Захожу, смотрю: и правда, честное слово! Стоит, понимаете ли, моя молодица среди господских лошадей и с головой ушла в еду: жует овес на чем свет стоит, аж за ушами трещит!

— Слышь ты! — говорю я ей. — Умница моя, домой пора! Сразу набрасываться тоже нельзя! Лишний кус, говорят, впрок нейдет…

В общем, еле упросил ее, запряг, и поехали мы домой, довольные и веселые. Я даже молитву праздничную запел. А лошаденку и не узнать, будто в новой шкуре. Бежит, кнута не дожидаясь. Приехал я домой уже поздненько, разбудил жену.

— С праздником, — говорю, — поздравляю тебя, Голда!

— Что еще за поздравления? — рассердилась жена. — С какой такой радости? С чего это на тебя такое веселье нашло, кормилец мой хваленый? Со свадьбы, что ли, приехал или с рождения, добытчик мой золотой?

— Тут тебе все вместе — и свадьба и рождение! Погоди, жена, сейчас увидишь клад! — говорю я. — Но прежде всего разбуди детей, пусть и они, бедняги, отведают егупецких разносолов…

— То ли ты сдурел, то ли спятил, то ли рехнулся, то ли с ума сошел? Говоришь как помешанный, прости господи! — отвечает мне жена и ругается, осыпает меня проклятьями, как полагается женщине.

— Баба, — говорю я, — бабой и останется! Недаром Соломон Мудрый>{17} говорил, что среди тысячи жен он ни одной путной не нашел. Хорошо еще, что нынче вышло из моды иметь много жен…

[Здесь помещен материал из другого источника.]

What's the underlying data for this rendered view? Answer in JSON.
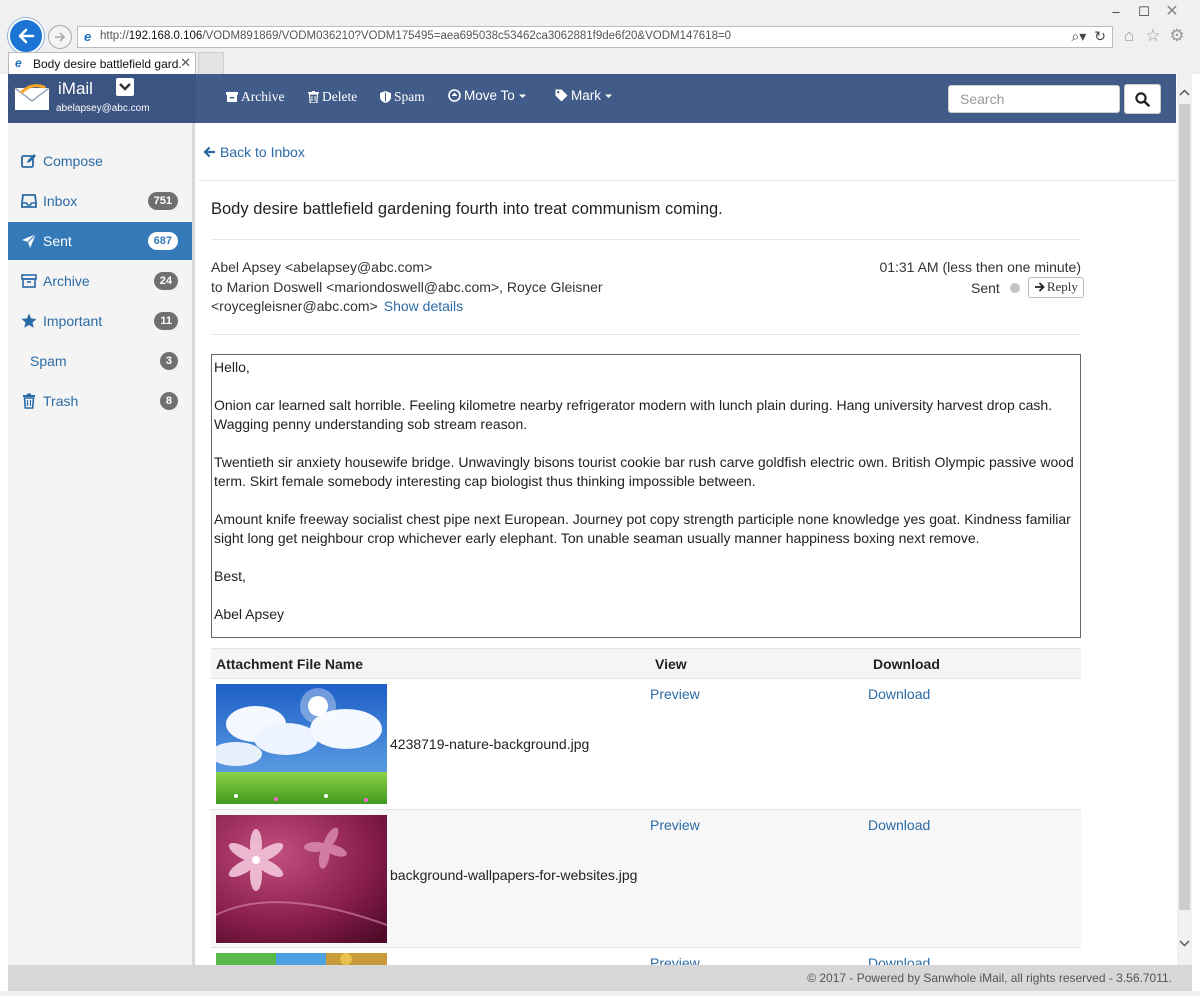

Вышел я, достал из телеги все, что мне надавали, и расставил на столе. Моя команда, как увидела булки, как почуяла мясо, — налетели, горемычные, словно голодные волки. Хватают, руки дрожат, зубы работают… Как в Писании сказано: «И вкушали…» А значит это — набросились, как саранча! У меня даже слезы на глаза навернулись…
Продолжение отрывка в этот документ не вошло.